Secondly, the apparent association of this pooled result is restricted to the case-control studies. As retrospective studies are considered as more prone to overestimating the exposure effect due to recall and selection bias, it is possible that any true ORs are likely smaller than as shown in this analysis.
Thirdly, measurement error in a food frequency questionnaire (FFQ), such as inability to accurately capture the intake of all citrus fruits, should be considered. It has been shown that frequency of intake explains most of the variations in intake. While the FFQ may be an adequate, albeit imperfect, instrument for measuring relative fruit and vegetable intake, the nondifferential misclassification errors observed in the FFQ likely attenuate the estimates toward the null [25]. Consequently, there is another possibility that any true ORs are likely greater than as shown in this analysis. Lastly, as the cutoff points for citrus fruit intake vary across studies, there is uncertainty on the optimal amount of citrus fruit intake for the prevention of breast cancer.
Environmental factors are important in the progression of the disease, although between 4% and 9% of breast cancer cases are hereditary with mutations in either the BRCA1 or BRCA2 gene [26]. The risk of breast cancer of migrants from areas of low risk to areas of high risk increased by as much as six-fold within one to two generations, likely due to changes in lifestyle [27]. Early life events, including food and nutrition, as well as other life events which affect the number of menstrual cycles have an effect on lifetime exposure to estrogen. Food and nutrition influence the age of breast development and menopause, with high-energy diets promoting earlier puberty and late menopause, and low-energy diets delaying puberty and advancing menopause [3].
Citrus fruits contain a complex mixture of constituents, all of which may also contribute to any effect [3]. While it is not possible to ascertain which constituents in citrus fruits play a significant role in breast cancer, relevant mechanisms have been available.
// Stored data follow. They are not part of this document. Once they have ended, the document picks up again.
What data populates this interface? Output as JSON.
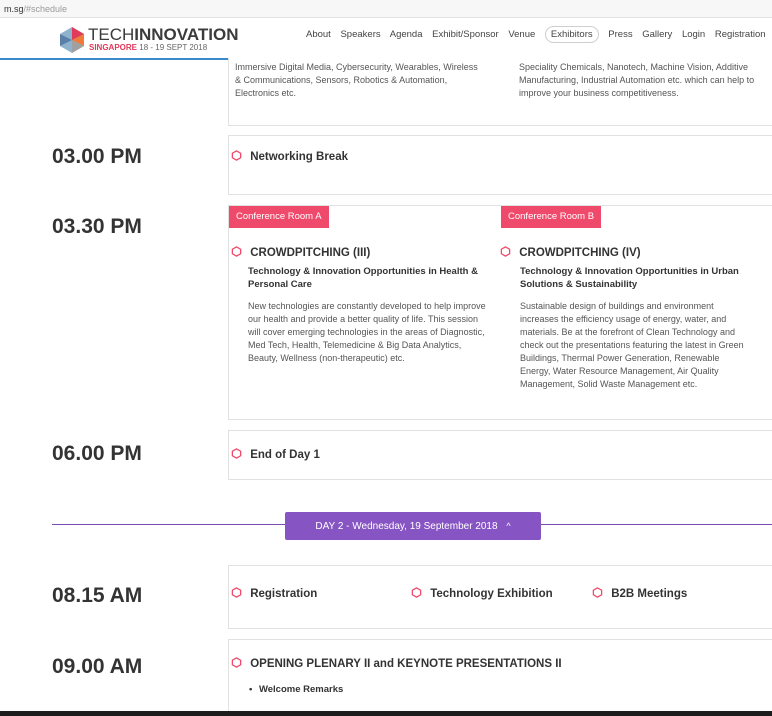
{
  "browser": {
    "url_domain": "m.sg",
    "url_path": "/#schedule"
  },
  "header": {
    "logo_light": "TECH",
    "logo_bold": "INNOVATION",
    "logo_city": "SINGAPORE",
    "logo_dates": "18 - 19 SEPT 2018",
    "nav": [
      "About",
      "Speakers",
      "Agenda",
      "Exhibit/Sponsor",
      "Venue",
      "Exhibitors",
      "Press",
      "Gallery",
      "Login",
      "Registration"
    ],
    "active_nav": "Exhibitors"
  },
  "top_partial": {
    "left_text": "Immersive Digital Media, Cybersecurity, Wearables, Wireless & Communications, Sensors, Robotics & Automation, Electronics etc.",
    "right_text": "Speciality Chemicals, Nanotech, Machine Vision, Additive Manufacturing, Industrial Automation etc. which can help to improve your business competitiveness."
  },
  "schedule": {
    "slot_1500": {
      "time": "03.00 PM",
      "title": "Networking Break"
    },
    "slot_1530": {
      "time": "03.30 PM",
      "room_a": {
        "room": "Conference Room A",
        "title": "CROWDPITCHING (III)",
        "subtitle": "Technology & Innovation Opportunities in Health & Personal Care",
        "desc": "New technologies are constantly developed to help improve our health and provide a better quality of life. This session will cover emerging technologies in the areas of Diagnostic, Med Tech, Health, Telemedicine & Big Data Analytics, Beauty, Wellness (non-therapeutic) etc."
      },
      "room_b": {
        "room": "Conference Room B",
        "title": "CROWDPITCHING (IV)",
        "subtitle": "Technology & Innovation Opportunities in Urban Solutions & Sustainability",
        "desc": "Sustainable design of buildings and environment increases the efficiency usage of energy, water, and materials. Be at the forefront of Clean Technology and check out the presentations featuring the latest in Green Buildings, Thermal Power Generation, Renewable Energy, Water Resource Management, Air Quality Management, Solid Waste Management etc."
      }
    },
    "slot_1800": {
      "time": "06.00 PM",
      "title": "End of Day 1"
    },
    "day2_label": "DAY 2 - Wednesday, 19 September 2018",
    "day2_chevron": "^",
    "slot_0815": {
      "time": "08.15 AM",
      "items": [
        "Registration",
        "Technology Exhibition",
        "B2B Meetings"
      ]
    },
    "slot_0900": {
      "time": "09.00 AM",
      "title": "OPENING PLENARY II and KEYNOTE PRESENTATIONS II",
      "bullet": "Welcome Remarks"
    }
  },
  "colors": {
    "accent_pink": "#ef4a6b",
    "day_purple": "#8755c3",
    "header_blue": "#3a8ac9"
  },
  "icons": {
    "session_marker": "hexagon-outline-icon",
    "logo_mark": "hexagon-logo-icon"
  }
}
Vitamin C traps free radicals and reactive oxygen molecules, and regenerates other antioxidant vitamins [28]. Vitamin C also inhibits the formation of carcinogens which attack DNA to mutagenic changes [29]. Two citrus flavonoids, hesperetin and naringenin, are found in orange and grapefruit, respectively. An experimental study has shown that citrus flavonoids are effective inhibitors of human breast cancer cell proliferation in vitro, especially when paired with quercetin, widely distributed in other foods [30]. Beta-carotene and other carotenoid antioxidants are also found in citrus fruits.
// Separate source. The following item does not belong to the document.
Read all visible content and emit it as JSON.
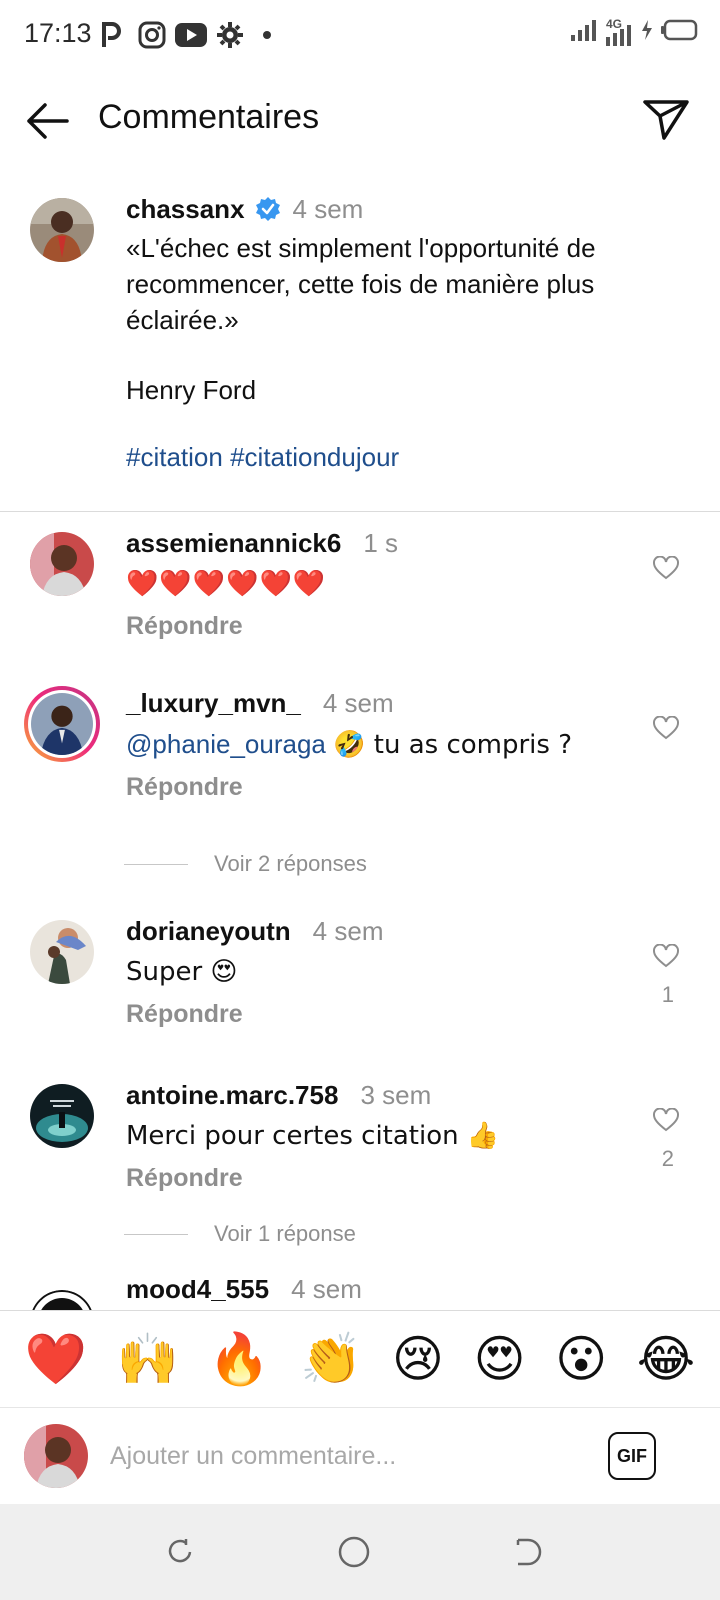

In summary, pooled results from observational studies show an inverse association between citrus fruit intake and the risk of breast cancer. This statistical evidence helps to generate a new hypothesis of citrus fruits modifying the risks of breast cancer. However, the limitations as outlined above may present questions on showing a true association. As such, the need for well-designed prospective observational and intervention studies is highlighted by this study to clarify the role of citrus fruit intake and breast cancer.